Insights & Information

Radical Living: ‘Take what God has given to you and give it back’

Connections editor Wayne Thompson interviews Jay Tyner of the Estate Planning Team

Connections talked to nationally known investment advisor and Triad Baptist Estate Planning Team Chairman Jay Tyner about the church’s “Radical Living” effort. In the final installment of a new three-part interview series, Tyner highlights some oft-overlooked giving strategies, non-financial ways to give, and addresses some common questions about church and personal finances.

How does “Radical Living” encourage and acknowledge investments of time and talent as well as money?

Tyner: “You know I feel very inadequate in playing the trumpet with the brass choir. However, I enjoy doing it. My parents were missionaries to Africa and we lived on an extremely small financial budget growing up. Yet, somehow, my parents found the money to buy me an old used school student trumpet and I got just ONE year of trumpet lessons. That was it. I struggle at playing and practicing some of the specials Worship Director Scott Compton puts in front of us to play. I do my best but honestly feel there are plenty of people who can play better than me. Yet we don’t have hundreds of trumpet players. ‘Radical Living’ means taking what God has given to you and giving it back to him … singing, acting, teaching, playing, cleaning, serving, donating, and blessing others. Just give it if you can, and God will use it.”

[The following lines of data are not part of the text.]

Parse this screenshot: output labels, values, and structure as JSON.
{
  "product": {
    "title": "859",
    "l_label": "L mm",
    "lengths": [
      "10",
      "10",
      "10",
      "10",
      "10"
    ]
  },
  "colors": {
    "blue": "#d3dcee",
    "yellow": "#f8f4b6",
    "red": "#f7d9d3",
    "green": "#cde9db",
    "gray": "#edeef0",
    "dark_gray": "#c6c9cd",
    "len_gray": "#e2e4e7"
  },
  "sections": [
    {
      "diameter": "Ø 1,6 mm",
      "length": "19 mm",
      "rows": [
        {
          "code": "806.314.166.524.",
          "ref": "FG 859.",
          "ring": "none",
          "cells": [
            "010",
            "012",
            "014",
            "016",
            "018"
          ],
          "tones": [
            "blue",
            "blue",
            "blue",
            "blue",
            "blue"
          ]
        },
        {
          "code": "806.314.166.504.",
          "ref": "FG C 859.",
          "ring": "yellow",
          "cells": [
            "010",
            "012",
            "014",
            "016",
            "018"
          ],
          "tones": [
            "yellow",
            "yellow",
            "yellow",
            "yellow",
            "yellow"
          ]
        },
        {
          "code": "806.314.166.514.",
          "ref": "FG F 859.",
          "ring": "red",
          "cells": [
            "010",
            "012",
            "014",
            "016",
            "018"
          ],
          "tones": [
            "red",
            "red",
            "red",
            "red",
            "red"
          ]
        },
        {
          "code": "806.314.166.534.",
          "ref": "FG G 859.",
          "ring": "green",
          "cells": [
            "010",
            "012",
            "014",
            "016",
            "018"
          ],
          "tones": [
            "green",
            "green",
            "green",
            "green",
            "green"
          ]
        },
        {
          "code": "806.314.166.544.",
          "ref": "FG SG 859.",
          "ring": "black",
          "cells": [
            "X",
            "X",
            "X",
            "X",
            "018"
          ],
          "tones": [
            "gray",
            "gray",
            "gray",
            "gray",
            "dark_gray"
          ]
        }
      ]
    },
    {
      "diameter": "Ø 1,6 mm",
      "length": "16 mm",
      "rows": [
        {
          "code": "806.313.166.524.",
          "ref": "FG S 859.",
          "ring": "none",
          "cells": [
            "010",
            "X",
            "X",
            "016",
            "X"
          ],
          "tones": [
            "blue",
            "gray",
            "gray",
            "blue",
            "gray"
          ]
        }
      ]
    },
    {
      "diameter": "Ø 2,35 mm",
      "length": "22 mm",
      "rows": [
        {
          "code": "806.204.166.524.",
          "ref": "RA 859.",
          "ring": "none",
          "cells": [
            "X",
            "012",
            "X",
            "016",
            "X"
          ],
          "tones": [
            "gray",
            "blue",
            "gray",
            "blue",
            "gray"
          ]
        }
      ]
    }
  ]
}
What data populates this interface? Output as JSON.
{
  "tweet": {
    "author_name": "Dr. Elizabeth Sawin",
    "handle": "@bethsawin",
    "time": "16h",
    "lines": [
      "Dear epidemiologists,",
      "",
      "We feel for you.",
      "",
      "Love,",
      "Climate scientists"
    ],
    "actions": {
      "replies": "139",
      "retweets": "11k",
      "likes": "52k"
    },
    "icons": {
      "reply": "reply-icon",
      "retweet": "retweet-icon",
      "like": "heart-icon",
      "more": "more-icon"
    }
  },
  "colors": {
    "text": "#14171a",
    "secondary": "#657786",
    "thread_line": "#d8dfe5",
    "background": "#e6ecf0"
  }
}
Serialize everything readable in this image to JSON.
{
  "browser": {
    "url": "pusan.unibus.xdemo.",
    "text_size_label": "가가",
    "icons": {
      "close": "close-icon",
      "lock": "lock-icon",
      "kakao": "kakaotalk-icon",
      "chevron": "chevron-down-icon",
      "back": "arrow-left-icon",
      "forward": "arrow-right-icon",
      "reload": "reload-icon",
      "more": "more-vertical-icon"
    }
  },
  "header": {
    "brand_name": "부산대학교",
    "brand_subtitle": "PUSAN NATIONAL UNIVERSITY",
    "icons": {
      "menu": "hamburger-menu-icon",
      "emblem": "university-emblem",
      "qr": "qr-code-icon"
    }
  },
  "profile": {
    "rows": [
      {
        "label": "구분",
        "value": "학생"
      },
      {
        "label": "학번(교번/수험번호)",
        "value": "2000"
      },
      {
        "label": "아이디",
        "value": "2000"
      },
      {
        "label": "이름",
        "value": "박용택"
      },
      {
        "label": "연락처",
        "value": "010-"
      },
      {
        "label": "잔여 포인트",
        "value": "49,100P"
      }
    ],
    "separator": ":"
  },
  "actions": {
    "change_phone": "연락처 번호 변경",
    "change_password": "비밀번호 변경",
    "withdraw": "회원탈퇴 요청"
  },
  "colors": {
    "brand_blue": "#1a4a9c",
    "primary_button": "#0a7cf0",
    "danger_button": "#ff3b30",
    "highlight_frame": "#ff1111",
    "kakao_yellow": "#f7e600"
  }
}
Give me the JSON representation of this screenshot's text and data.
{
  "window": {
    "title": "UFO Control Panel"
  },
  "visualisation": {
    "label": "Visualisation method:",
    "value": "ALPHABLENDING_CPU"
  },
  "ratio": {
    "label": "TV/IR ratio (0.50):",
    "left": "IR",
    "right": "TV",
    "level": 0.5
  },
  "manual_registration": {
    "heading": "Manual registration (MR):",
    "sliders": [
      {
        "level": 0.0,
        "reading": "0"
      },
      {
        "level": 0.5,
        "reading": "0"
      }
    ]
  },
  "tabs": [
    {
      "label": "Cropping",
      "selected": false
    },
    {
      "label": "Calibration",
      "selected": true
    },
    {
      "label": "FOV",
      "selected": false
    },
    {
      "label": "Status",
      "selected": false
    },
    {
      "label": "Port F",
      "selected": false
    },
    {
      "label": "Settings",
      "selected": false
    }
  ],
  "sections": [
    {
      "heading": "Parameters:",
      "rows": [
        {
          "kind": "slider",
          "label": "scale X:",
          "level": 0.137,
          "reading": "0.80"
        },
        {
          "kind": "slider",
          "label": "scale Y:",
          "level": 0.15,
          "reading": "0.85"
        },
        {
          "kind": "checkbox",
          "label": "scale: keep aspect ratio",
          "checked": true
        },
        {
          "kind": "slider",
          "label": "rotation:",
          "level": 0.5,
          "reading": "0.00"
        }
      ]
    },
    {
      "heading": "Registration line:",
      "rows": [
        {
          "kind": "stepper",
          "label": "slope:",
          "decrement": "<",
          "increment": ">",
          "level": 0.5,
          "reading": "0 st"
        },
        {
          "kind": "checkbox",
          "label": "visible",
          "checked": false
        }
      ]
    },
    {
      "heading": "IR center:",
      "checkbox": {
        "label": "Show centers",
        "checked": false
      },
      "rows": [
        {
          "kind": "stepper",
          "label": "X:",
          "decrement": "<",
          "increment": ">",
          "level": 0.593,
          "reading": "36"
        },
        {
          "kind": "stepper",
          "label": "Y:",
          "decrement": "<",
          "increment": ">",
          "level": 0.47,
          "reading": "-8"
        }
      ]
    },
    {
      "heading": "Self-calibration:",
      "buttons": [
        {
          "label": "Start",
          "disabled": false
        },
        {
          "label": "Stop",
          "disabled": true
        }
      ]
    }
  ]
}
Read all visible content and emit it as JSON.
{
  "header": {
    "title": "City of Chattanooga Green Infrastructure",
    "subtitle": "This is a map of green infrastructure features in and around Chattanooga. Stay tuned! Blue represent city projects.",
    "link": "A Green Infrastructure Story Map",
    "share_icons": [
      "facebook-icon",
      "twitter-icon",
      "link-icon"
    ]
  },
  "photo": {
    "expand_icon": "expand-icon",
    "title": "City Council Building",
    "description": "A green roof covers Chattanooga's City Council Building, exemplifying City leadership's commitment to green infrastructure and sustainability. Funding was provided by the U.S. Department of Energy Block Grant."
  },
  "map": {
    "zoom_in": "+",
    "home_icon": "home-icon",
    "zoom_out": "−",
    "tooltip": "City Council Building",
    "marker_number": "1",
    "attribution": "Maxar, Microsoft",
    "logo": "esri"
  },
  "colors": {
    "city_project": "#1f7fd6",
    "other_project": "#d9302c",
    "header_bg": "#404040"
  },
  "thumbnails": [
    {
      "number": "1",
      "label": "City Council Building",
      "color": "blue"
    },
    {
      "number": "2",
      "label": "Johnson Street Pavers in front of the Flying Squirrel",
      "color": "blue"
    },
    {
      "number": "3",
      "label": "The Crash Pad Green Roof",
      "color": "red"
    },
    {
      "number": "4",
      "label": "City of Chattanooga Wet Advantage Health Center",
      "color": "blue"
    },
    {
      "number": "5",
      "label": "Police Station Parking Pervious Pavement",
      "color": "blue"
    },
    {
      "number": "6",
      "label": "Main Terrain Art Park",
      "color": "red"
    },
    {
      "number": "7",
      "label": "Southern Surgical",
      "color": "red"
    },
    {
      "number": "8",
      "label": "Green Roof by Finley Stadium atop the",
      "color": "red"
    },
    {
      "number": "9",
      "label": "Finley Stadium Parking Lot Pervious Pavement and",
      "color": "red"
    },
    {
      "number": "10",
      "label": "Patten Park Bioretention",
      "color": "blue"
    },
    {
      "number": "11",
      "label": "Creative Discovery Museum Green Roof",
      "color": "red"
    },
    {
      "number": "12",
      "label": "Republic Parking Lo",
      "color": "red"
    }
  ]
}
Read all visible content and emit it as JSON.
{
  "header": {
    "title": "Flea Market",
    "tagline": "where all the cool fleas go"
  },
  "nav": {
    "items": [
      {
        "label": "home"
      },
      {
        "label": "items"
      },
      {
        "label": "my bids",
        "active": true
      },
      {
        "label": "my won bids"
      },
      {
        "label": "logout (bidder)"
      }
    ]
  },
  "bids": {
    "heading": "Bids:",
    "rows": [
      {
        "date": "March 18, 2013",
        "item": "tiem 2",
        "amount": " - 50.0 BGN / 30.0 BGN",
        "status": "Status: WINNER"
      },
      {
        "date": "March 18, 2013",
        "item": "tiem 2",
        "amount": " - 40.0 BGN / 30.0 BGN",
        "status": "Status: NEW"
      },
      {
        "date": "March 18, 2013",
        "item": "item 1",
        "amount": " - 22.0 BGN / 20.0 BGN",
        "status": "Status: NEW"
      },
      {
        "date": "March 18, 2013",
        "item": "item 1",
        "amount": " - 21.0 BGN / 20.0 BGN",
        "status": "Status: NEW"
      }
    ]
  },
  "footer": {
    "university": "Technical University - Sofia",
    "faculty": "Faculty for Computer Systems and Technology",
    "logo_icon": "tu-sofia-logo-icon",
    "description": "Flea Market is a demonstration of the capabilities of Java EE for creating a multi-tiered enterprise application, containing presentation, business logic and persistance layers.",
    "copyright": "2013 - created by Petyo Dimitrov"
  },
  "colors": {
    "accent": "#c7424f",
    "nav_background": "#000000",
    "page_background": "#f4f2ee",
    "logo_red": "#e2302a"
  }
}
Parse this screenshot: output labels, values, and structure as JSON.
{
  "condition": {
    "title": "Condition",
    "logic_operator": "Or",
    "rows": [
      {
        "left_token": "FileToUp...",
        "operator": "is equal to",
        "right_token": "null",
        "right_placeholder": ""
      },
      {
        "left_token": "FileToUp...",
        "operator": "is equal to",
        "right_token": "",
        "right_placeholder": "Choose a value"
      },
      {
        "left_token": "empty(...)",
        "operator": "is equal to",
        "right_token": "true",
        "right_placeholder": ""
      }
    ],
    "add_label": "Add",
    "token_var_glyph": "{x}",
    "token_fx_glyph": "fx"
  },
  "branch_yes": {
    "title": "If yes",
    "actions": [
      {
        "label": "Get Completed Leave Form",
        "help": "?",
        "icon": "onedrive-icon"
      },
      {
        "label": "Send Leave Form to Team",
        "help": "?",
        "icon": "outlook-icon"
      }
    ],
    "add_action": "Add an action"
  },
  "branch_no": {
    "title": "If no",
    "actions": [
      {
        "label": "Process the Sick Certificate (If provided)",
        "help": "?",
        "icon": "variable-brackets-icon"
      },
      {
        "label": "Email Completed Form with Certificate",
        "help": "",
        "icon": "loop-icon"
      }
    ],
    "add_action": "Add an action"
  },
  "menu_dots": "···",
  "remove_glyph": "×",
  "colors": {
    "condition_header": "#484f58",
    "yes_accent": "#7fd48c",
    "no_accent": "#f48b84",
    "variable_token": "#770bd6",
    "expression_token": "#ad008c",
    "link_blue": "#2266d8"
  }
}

What are a few actual examples of giving strategies your team can help people with that they may not have thought about?

Tyner: “I heard of one elder gentleman gifting an heirloom of value to Triad instead of his kids fighting over it when he passed away. Donating a larger appreciated item could give you a tax-favored income for life. You can give cars, trucks, vehicles, boats, stocks, and other items that you no longer use but pay insurance and taxes and tags on. We have had some folks give real estate like rental homes and business buildings to be sold and used for our ministries. Stocks that may have appreciated can be donated. After all, we’re not going to take any of it with us, are we?”

How to you respond to people who say we talk about money too much and that explaining how to take out a term insurance policy and gifting part of it to the church is crass and not our business?

Tyner: “First I would say any financial idea mentioned is only a suggested idea to get your mental juices flowing to help you think of ways that God is touching you. Each person and family is in a different season of life. Solomon in Ecclesiastes Chapter 3 says that there is a time for all events in life: ‘a time to be born, and a time to die, a time to plant, and a time to uproot.’ I would say that there are times we can give and times we just can’t. There are ways we can give and there are ways we can’t give. There are times we can give much more and times when giving is difficult. But not only that, certain kinds of giving are not for all of us.

“Or to say it another way: All of us are not in a position to maximize our giving exactly like someone else can. Some are given one talent, some five talents, and some 10. Ask God what you can do and He won’t let you down. To the specific term-insurance example, I don’t know anyone, myself included, who would suggest it as a regular routine recommendation. However, it could be a potential financial gifting strategic solution under the right circumstances.

“Say Mr. Smith comes to me and has no children or relatives. He is older and has just lost his wife. He is a church member and years ago created a financial income plan that will pay him enough money to support him for the rest of his life including paying for a $500,000 life insurance policy. He is looking for ways to financially benefit the church during the last chapter of his life. Would it be crass, if that was his desire, to see if he was open to removing his deceased wife as the primary beneficiary of this life policy, since her insurance need no longer existed, and changing the beneficiary to Triad Baptist Church?

“That is why is it so important to take time to learn and consider each person’s circumstance, and find out what is important to them, and the strategies that best fit them individually.”